Thanks. If you say Ultrashift, then that's it.

It looks like the problems are with the Escape shifters and I have done a lot of searching but can find no definitive answer as to what the problem is. Assuming I am content with my Escape Veloce currently, what will the future hold? Will they break more often? Will they wear out sooner? Will they go out of adjustment more easily? It appears as though people have feel and adjustment problems but if I don't, what kind of trouble will I see down the road?

Thanks again.


----------



## C-40 (Feb 4, 2004)

*repair parts...*

Repair parts may be made by Campy for quite some time, but they could be overpriced and hard to get. Escape shifters are not enough cheaper to make them worthwhile. $120 for shifters with cables in cheap. The new ultrashift brake hoods are much more comfortable and worth the extra cost by themselves.


----------



## ericjacobsen3 (Apr 27, 2007)

I have used 9 speed Mirage w/ Escape and QS but only for 500 miles so far so I don't know about the durability.
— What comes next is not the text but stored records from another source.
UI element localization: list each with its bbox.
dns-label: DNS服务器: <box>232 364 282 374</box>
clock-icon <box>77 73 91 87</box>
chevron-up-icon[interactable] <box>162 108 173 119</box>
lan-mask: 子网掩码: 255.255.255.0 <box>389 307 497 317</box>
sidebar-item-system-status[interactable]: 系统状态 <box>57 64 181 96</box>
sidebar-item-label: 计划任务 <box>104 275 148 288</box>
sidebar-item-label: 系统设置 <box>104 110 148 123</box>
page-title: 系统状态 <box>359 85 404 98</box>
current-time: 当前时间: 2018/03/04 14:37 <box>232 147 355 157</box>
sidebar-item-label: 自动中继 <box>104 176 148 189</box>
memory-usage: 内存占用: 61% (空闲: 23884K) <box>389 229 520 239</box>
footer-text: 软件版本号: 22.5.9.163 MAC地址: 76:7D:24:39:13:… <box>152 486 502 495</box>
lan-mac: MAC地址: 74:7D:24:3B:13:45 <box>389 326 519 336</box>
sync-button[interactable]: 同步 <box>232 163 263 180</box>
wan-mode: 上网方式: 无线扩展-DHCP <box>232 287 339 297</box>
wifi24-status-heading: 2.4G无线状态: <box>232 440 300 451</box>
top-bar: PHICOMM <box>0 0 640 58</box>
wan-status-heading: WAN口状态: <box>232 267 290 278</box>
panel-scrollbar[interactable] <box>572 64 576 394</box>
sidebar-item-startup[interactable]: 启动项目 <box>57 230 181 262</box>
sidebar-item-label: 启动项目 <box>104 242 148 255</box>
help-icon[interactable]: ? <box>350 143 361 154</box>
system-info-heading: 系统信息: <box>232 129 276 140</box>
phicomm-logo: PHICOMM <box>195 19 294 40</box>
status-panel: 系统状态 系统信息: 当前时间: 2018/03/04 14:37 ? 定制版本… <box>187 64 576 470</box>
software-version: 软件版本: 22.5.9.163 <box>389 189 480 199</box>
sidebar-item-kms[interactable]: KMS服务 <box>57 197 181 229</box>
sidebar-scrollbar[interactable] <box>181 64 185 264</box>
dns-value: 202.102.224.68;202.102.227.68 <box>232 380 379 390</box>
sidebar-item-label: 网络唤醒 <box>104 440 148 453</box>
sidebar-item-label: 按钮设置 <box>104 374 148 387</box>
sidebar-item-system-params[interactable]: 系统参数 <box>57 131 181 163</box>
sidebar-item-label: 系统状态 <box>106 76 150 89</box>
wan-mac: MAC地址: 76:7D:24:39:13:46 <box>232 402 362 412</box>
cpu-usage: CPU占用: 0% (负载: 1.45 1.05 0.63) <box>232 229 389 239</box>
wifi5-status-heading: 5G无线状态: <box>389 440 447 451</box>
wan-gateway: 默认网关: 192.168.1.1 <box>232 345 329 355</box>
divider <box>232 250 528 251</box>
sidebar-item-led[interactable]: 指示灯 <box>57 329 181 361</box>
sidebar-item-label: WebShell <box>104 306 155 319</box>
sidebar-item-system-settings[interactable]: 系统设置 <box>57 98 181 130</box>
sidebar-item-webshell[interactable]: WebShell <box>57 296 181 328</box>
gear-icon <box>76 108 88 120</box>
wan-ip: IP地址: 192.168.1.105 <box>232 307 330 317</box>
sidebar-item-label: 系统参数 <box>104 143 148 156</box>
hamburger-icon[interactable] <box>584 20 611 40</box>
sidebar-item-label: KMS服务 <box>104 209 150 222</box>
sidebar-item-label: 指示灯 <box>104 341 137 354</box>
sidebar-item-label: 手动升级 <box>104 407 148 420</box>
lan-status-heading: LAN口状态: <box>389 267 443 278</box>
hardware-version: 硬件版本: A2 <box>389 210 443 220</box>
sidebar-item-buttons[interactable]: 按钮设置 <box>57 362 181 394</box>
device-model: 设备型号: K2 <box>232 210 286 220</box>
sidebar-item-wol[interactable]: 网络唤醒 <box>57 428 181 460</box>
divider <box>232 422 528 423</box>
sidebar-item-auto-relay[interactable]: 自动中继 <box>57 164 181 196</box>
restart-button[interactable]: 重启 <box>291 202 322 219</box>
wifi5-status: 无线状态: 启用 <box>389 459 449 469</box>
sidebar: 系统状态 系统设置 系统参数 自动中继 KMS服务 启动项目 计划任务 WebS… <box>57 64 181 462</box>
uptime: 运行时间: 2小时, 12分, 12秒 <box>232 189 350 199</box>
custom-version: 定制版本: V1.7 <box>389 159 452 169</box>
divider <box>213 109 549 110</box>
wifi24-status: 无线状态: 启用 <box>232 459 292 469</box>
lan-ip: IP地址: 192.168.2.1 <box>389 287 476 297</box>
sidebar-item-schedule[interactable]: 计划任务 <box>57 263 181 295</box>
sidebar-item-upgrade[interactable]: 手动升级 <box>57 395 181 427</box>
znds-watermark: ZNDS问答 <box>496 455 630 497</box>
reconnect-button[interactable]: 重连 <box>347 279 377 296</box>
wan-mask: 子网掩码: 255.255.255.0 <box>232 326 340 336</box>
They shift better on the rear than Veloce ultrashift, though 1 cog at a time (no worse than Shimano). I don't like the front QS w/ Escape or whatever it is that only allows you to dump back down to the first click on the front. This means you cannot fine tune in the big ring without stopping pedaling, shifting to the small ring (but maybe not moving the chain) and clicking back up. Maybe it works OK with the right QS fder and good fine tuning adjuster I didn't have for the f der, but I wasn't a benefit or what I expected. 

I am reluctant to reorder the $120 Veloce Ultrashift, because I haven't heard anyone say the bushing works w/ low friction for more than 3000 miles (mine don't work right now).


----------



## C-40 (Feb 4, 2004)

*trimming...*

One user claims that an escape shifter can trim the FD cage to the left by applying some pressure to the finger lever while pushing the thumb button. I've got no idea if it works or not, since I would never buy an escape shifter.


----------



## PlatyPius (Feb 1, 2009)

C-40 said:


> One user claims that an escape shifter can trim the FD cage to the left by applying some pressure to the finger lever while pushing the thumb button. I've got no idea if it works or not, since I would never buy an escape shifter.


I don't know either since I would never buy Escape either. Plus, they were produced for such a short time that I've only ever seen one set of them - and they were new.


----------